Um dos mais respeitados nomes do blues no Brasil, é atração confirmada da edição do Confraria Itapema que ocorre na próxima quinta-feira, 17

Nuno Mindelis é um dos mais respeitados guitarristas de blues do Brasil e do mundo; e o seu mais recente trabalho é o Angola Blues, lançado em abril deste ano. O músico é atração confirmada da edição, em novo formato, do Confraria Itapema que acontece no dia 17 de setembro. Com o objetivo de criar novas experiências, o evento ganhou um toque de tecnologia, sem perder o charme e a seleção exclusiva de sons e aromas que conquistam os fãs da boa música e da boa gastronomia. A venda de ingressos para o Confraria Itapema encerram nesta sexta-feira, 11, no site confrariaitapema.com.br.

Em entrevista, o convidado especial da primeira edição do evento em 2020, fala sobre o seu mais novo trabalho. 

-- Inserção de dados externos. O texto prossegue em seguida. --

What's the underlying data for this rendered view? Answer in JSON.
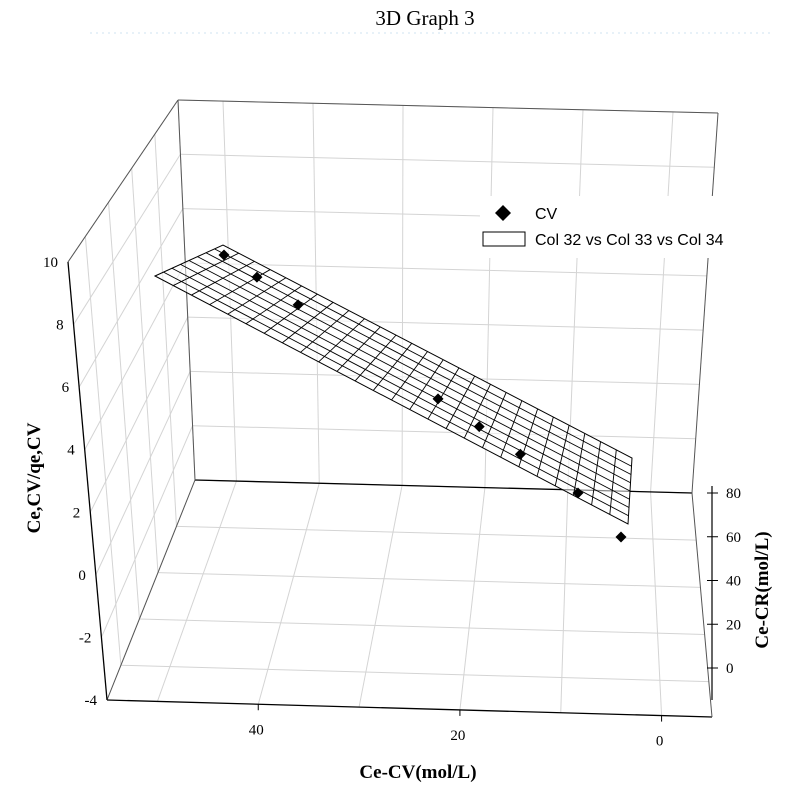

- Atualmente eu estou mais preocupado com meu legado. Deixando Angola Blues, eu acho que já deixei um documento. Claro, tem meus outros álbuns também, mas eu acho que Angola Blues é muito legítimo. Se daqui a 50 anos alguém achar que esse disco serviu de alguma coisa, eu estou feliz.

A legitimidade de que Nuno fala tem a ver com o fato de que o registro é totalmente voltado às origens do compositor e instrumentista: Nuno é de Angola; nasceu em Cabinda, passou a primeira infância em Huambo, e a adolescência em Luanda - de onde saiu aos 17 anos, fugindo da sangrenta guerra civil que estourou no país. O músico passou alguns anos no Canadá, mas depois decidiu se mudar definitivamente para o Brasil, onde seu pai estava: a família havia se separado ao escapar da guerra.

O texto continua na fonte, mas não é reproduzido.